THE owner of an award-winning garden who wants to convert a derelict potting shed into a home has been told to think again.
John Williams began redeveloping Land Farm at the head of the picturesque Colden Valley 35 years ago.
His historic home and sculpture garden have featured on radio and television, have been open to the public and have helped promote artists, musicians and charities.
But he and his wife are planning to retire and want their children to preserve all their hard work by living in their 18th century home.
They have drawn up plans to move into a semi-derelict shed which they want to convert into a huge single-storey eco-house.
“The proposal contributes towards regeneration and maintaining rural diversification,” argued Mr William’s architects.
The couple also proposed to restore the nearby mill pond with a view to generating hydro electricity.
But Calderdale Council planning officers have rejected the housing proposal because they doubt that the growing shed can be successfully adapted as the 100ft long four-bedroomed bungalow will be twice the height of the existing building.

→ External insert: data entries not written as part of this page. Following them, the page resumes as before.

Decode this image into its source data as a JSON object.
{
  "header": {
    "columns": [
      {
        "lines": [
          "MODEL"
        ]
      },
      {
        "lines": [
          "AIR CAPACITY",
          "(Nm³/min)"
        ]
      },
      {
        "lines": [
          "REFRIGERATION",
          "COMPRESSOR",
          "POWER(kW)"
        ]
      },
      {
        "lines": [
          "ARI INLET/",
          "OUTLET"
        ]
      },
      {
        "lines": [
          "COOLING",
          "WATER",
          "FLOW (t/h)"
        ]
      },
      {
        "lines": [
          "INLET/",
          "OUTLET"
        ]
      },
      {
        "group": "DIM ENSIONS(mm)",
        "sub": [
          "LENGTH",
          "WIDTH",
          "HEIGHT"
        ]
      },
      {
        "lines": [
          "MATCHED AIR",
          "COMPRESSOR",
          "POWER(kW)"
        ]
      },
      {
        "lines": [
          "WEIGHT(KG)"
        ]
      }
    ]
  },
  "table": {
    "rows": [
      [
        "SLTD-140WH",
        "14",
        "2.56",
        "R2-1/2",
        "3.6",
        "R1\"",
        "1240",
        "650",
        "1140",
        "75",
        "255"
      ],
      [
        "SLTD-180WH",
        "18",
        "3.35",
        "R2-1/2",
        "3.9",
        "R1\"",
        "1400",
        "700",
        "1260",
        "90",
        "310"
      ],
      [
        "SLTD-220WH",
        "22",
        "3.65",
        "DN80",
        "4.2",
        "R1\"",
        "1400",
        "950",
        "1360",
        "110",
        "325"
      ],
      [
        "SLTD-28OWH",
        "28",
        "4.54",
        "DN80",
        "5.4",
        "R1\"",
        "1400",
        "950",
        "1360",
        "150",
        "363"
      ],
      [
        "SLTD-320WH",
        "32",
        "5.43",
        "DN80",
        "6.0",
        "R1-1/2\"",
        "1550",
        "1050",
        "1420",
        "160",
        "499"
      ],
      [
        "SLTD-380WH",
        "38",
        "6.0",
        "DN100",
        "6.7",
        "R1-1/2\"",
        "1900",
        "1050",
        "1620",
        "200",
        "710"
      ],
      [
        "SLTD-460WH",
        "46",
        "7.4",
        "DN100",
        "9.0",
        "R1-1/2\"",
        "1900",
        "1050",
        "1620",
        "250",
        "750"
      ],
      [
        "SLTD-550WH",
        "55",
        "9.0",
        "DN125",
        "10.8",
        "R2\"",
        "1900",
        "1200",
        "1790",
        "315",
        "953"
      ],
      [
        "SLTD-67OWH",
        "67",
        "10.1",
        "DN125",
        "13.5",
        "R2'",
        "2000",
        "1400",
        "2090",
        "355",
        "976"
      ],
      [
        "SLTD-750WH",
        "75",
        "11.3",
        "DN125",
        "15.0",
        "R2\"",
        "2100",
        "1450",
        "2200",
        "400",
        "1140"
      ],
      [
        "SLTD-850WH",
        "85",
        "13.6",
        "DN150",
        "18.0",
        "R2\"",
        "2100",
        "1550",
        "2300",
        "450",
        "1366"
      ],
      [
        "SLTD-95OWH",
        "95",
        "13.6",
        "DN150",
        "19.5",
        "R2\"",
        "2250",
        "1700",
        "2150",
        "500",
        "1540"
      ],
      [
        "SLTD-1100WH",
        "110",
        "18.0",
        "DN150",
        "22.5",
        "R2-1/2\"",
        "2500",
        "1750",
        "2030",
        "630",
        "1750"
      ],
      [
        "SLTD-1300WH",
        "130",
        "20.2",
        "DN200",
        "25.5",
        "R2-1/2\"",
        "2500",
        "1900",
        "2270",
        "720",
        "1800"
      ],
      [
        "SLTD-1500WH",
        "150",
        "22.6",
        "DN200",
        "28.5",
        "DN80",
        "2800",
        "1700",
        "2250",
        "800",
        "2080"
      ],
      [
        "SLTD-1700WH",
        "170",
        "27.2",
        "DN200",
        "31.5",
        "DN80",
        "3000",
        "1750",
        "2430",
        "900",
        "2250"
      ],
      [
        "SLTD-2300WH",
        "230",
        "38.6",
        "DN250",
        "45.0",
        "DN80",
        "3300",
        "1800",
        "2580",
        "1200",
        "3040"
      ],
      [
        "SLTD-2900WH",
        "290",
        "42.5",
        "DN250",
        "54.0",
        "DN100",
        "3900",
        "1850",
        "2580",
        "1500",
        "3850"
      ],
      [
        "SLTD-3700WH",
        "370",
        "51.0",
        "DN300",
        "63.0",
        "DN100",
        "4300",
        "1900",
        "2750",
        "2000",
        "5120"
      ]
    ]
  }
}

There are also questions over the access and drainage arrangements.
“The proposal is arguably disproportionate in scale to the existing building and is not considered to be in a suitable location,” according to Calderdale Council’s head of planning, Geoff Willerton. But Mr Williams says that view is short-sighted and he is likely to appeal.
“When I moved here 47 years ago, nearly every house at this end of the valley was derelict but they have been restored over time and I want to see the transformation completed.
“We want to contribute to that by putting a superb and, I hope, an award-winning building on the footprint of the shed. Our initial talks with the planners were encouraging, so I am a bit surprised at their refusal.”
Land Farm gardens are now open as part of the National Gardens Scheme.